Parler en classe d’une façon vivante, non techniciste, des textes, de ce qu’ils disent, de ce qu’ils enseignent, est peut-être un fil solide pour retrouver aujourd’hui des amateurs, demain des professeurs.
En revanche, tant que des garçons et des filles de seize ans se tueront à identifier les points de vue dans Manon Lescaut sans produire de réflexion sur la passion au XVIIIe siècle, tant qu’ils se croiront jugés sur le repérage d’analepses et d’ellipses chez Flaubert ou Maupassant, tant qu’un sonnet sera étudié dans « l’argumentation », alors il ne faudra pas s’étonner d’un tarissement durable des inscriptions en fac de lettres.
Invitez seulement un écrivain dans vos classes, discutez avec lui, lisez avec lui, et l’enseignement du français, peut-être, retrouvera une raison d’être.

Pascal Caglar

Pascal Caglar
Pascal Caglar

2 commentaires

  1. Ce qui vaut pour la littérature est transposable au domaine de la langue. La nouveauté en grammaire structurale, puis transformationnelle, puis en grammaire de texte a consisté trop souvent à charger la mémoire d’un jargon de plus en plus encombrant. La méthode se développait en deux temps : apprends et applique. Je force à peine les traits. Or le fait d’étiqueter, d’identifier ne signifie pas pour autant que l’on a une vision meilleure du fonctionnement de son propre système.
    Les élèves ont changé. Sans doute. Mais renouveler les contenus est loin de suffire. Il faut changer aussi les modalités d’intervention en classe ou plutôt… avec la classe : faire en sorte que l’élève devienne acteur de ses découvertes, sans avoir le sentiment de subir. Le rôle du professeur serait-il d’accompagner ? Surtout pas. Face aux outils actuels de l’Internet, il est le recours par excellence, celui qui a su créer une demande, soulever des hypothèses et guider une découverte qu’il a prévue étape par étape. Sans quoi la grammaire devient vite (comme le reste) une galère.

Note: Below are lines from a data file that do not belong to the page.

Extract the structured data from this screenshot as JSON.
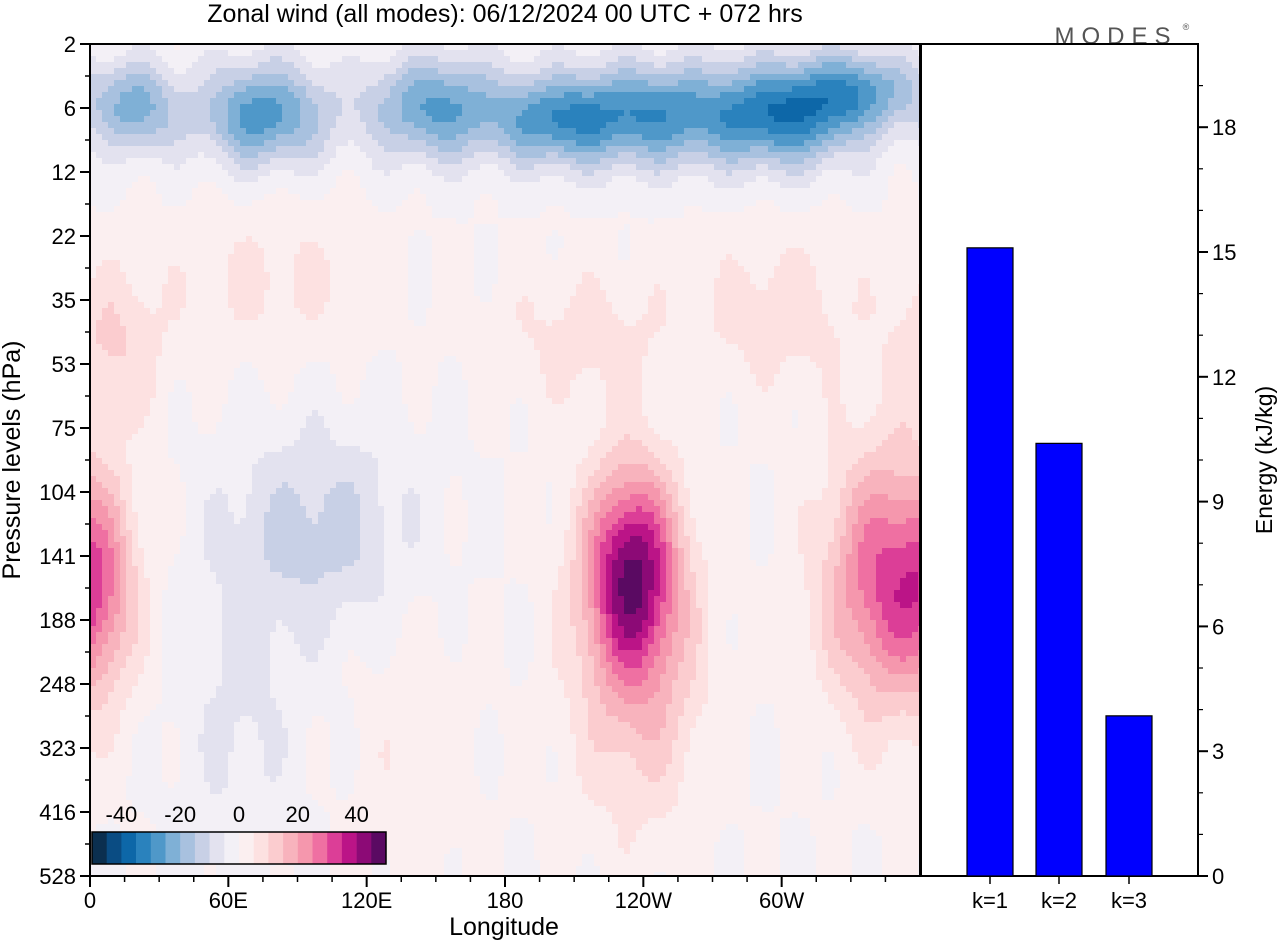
{
  "brand": "MODES",
  "brand_mark": "®",
  "colors": {
    "neg": [
      "#0b2f4f",
      "#0a4c83",
      "#0d67a8",
      "#2a82bd",
      "#4f98c9",
      "#7fb0d6",
      "#a8c1df",
      "#c8d0e6",
      "#e3e2ef",
      "#f3f0f6"
    ],
    "pos": [
      "#fbeff0",
      "#fde1e1",
      "#fbcccf",
      "#f8b3bd",
      "#f597ad",
      "#ef70a2",
      "#dc3e97",
      "#bb1487",
      "#8c0a76",
      "#5a0a62"
    ],
    "bar": "#0000ff"
  },
  "chart_data": [
    {
      "type": "heatmap",
      "title": "Zonal wind (all modes):  06/12/2024  00 UTC  + 072 hrs",
      "xlabel": "Longitude",
      "ylabel": "Pressure levels (hPa)",
      "xticks": [
        "0",
        "60E",
        "120E",
        "180",
        "120W",
        "60W"
      ],
      "xtick_values": [
        0,
        60,
        120,
        180,
        240,
        300
      ],
      "xlim": [
        0,
        360
      ],
      "yticks": [
        "2",
        "6",
        "12",
        "22",
        "35",
        "53",
        "75",
        "104",
        "141",
        "188",
        "248",
        "323",
        "416",
        "528"
      ],
      "colorbar": {
        "ticks": [
          "-40",
          "-20",
          "0",
          "20",
          "40"
        ],
        "tick_values": [
          -40,
          -20,
          0,
          20,
          40
        ],
        "range": [
          -50,
          50
        ],
        "step": 5
      },
      "features": [
        {
          "lon": 20,
          "lev": 1.0,
          "value": -22,
          "slon": 18,
          "slev": 0.7
        },
        {
          "lon": 75,
          "lev": 1.1,
          "value": -28,
          "slon": 28,
          "slev": 0.8
        },
        {
          "lon": 150,
          "lev": 1.0,
          "value": -26,
          "slon": 30,
          "slev": 0.8
        },
        {
          "lon": 200,
          "lev": 1.2,
          "value": -22,
          "slon": 25,
          "slev": 0.7
        },
        {
          "lon": 240,
          "lev": 1.1,
          "value": -27,
          "slon": 35,
          "slev": 0.8
        },
        {
          "lon": 300,
          "lev": 1.1,
          "value": -33,
          "slon": 35,
          "slev": 0.8
        },
        {
          "lon": 335,
          "lev": 0.7,
          "value": -20,
          "slon": 25,
          "slev": 0.6
        },
        {
          "lon": 10,
          "lev": 4.7,
          "value": 10,
          "slon": 22,
          "slev": 1.2
        },
        {
          "lon": 80,
          "lev": 3.7,
          "value": 6,
          "slon": 45,
          "slev": 1.2
        },
        {
          "lon": 215,
          "lev": 4.6,
          "value": 7,
          "slon": 40,
          "slev": 1.1
        },
        {
          "lon": 300,
          "lev": 4.2,
          "value": 8,
          "slon": 35,
          "slev": 1.2
        },
        {
          "lon": 235,
          "lev": 8.2,
          "value": 40,
          "slon": 20,
          "slev": 1.6
        },
        {
          "lon": 238,
          "lev": 10.0,
          "value": 14,
          "slon": 28,
          "slev": 2.2
        },
        {
          "lon": 345,
          "lev": 8.4,
          "value": 30,
          "slon": 26,
          "slev": 2.0
        },
        {
          "lon": 5,
          "lev": 8.5,
          "value": 15,
          "slon": 15,
          "slev": 1.5
        },
        {
          "lon": 100,
          "lev": 7.6,
          "value": -12,
          "slon": 40,
          "slev": 1.6
        },
        {
          "lon": 65,
          "lev": 10.5,
          "value": -6,
          "slon": 25,
          "slev": 2.5
        },
        {
          "lon": 140,
          "lev": 11.0,
          "value": 4,
          "slon": 25,
          "slev": 2.5
        }
      ]
    },
    {
      "type": "bar",
      "categories": [
        "k=1",
        "k=2",
        "k=3"
      ],
      "values": [
        15.1,
        10.4,
        3.85
      ],
      "ylabel": "Energy (kJ/kg)",
      "yticks": [
        "0",
        "3",
        "6",
        "9",
        "12",
        "15",
        "18"
      ],
      "ylim": [
        0,
        20
      ]
    }
  ]
}
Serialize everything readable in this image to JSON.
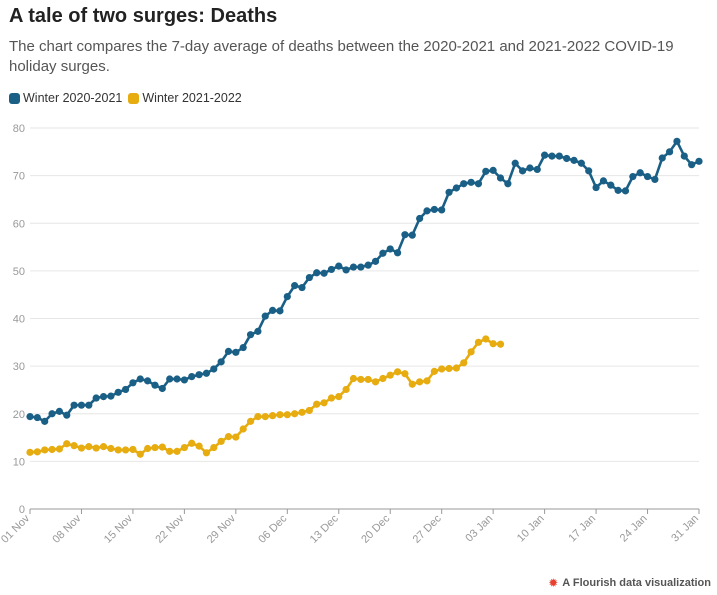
{
  "colors": {
    "winter_2020": "#1a5f86",
    "winter_2021": "#e6ac10",
    "grid": "#e6e6e6",
    "axis": "#999999",
    "tick_text": "#999999"
  },
  "credit": {
    "icon": "flourish-logo-icon",
    "text": "A Flourish data visualization"
  },
  "chart_data": {
    "type": "line",
    "title": "A tale of two surges: Deaths",
    "subtitle": "The chart compares the 7-day average of deaths between the 2020-2021 and 2021-2022 COVID-19 holiday surges.",
    "xlabel": "",
    "ylabel": "",
    "ylim": [
      0,
      80
    ],
    "yticks": [
      0,
      10,
      20,
      30,
      40,
      50,
      60,
      70,
      80
    ],
    "xlim": [
      0,
      91
    ],
    "xticks": [
      {
        "day": 0,
        "label": "01 Nov"
      },
      {
        "day": 7,
        "label": "08 Nov"
      },
      {
        "day": 14,
        "label": "15 Nov"
      },
      {
        "day": 21,
        "label": "22 Nov"
      },
      {
        "day": 28,
        "label": "29 Nov"
      },
      {
        "day": 35,
        "label": "06 Dec"
      },
      {
        "day": 42,
        "label": "13 Dec"
      },
      {
        "day": 49,
        "label": "20 Dec"
      },
      {
        "day": 56,
        "label": "27 Dec"
      },
      {
        "day": 63,
        "label": "03 Jan"
      },
      {
        "day": 70,
        "label": "10 Jan"
      },
      {
        "day": 77,
        "label": "17 Jan"
      },
      {
        "day": 84,
        "label": "24 Jan"
      },
      {
        "day": 91,
        "label": "31 Jan"
      }
    ],
    "grid": true,
    "legend_position": "top-left",
    "series": [
      {
        "name": "Winter 2020-2021",
        "color_key": "winter_2020",
        "values": [
          19.4,
          19.2,
          18.4,
          20.0,
          20.5,
          19.7,
          21.8,
          21.8,
          21.8,
          23.3,
          23.6,
          23.7,
          24.5,
          25.1,
          26.5,
          27.3,
          26.9,
          26.0,
          25.3,
          27.3,
          27.3,
          27.1,
          27.8,
          28.2,
          28.5,
          29.4,
          30.9,
          33.1,
          32.9,
          33.9,
          36.6,
          37.3,
          40.5,
          41.7,
          41.6,
          44.6,
          46.9,
          46.5,
          48.6,
          49.6,
          49.5,
          50.3,
          51.0,
          50.2,
          50.8,
          50.8,
          51.2,
          52.0,
          53.7,
          54.6,
          53.8,
          57.6,
          57.5,
          61.0,
          62.6,
          62.9,
          62.8,
          66.5,
          67.4,
          68.3,
          68.6,
          68.3,
          70.9,
          71.1,
          69.5,
          68.3,
          72.6,
          71.0,
          71.6,
          71.3,
          74.3,
          74.1,
          74.1,
          73.6,
          73.2,
          72.6,
          71.0,
          67.5,
          68.9,
          68.0,
          66.9,
          66.8,
          69.8,
          70.6,
          69.8,
          69.2,
          73.7,
          75.0,
          77.2,
          74.1,
          72.3,
          73.0
        ]
      },
      {
        "name": "Winter 2021-2022",
        "color_key": "winter_2021",
        "values": [
          11.9,
          12.0,
          12.4,
          12.5,
          12.6,
          13.7,
          13.3,
          12.8,
          13.1,
          12.8,
          13.1,
          12.7,
          12.4,
          12.4,
          12.5,
          11.5,
          12.7,
          12.9,
          13.0,
          12.1,
          12.1,
          12.9,
          13.8,
          13.2,
          11.8,
          12.9,
          14.2,
          15.2,
          15.1,
          16.8,
          18.4,
          19.4,
          19.4,
          19.6,
          19.8,
          19.8,
          20.0,
          20.3,
          20.7,
          22.0,
          22.3,
          23.3,
          23.6,
          25.1,
          27.4,
          27.2,
          27.2,
          26.7,
          27.4,
          28.1,
          28.8,
          28.4,
          26.2,
          26.7,
          26.9,
          28.9,
          29.4,
          29.5,
          29.6,
          30.7,
          33.0,
          35.0,
          35.7,
          34.7,
          34.6
        ]
      }
    ]
  }
}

  2. Je vous rejoins en partie, le plaisir est effectivement dans la rencontre, l’étonnement, l’admiration que peuvent susciter œuvres littéraires et contemporaines. La crise des vocations est sans doute aussi imputable aux médias qui renvoient une image détestable de notre profession. Peut être aussi faut-il chercher du côté de la réception (les élèves), zapping et moyens de communications divers ont créé une nouvelle humanité qui supporte mal d’échapper, ne serait-ce que quelques minutes, à l’interactivité : or l’acte même de lire suppose une disposition à l’écoute, au silence, à l’accueil dont une majorité de collégiens et de lycéens sont dépourvus.
    Merci pour votre réflexion un peu nostalgique mais certainement pertinente.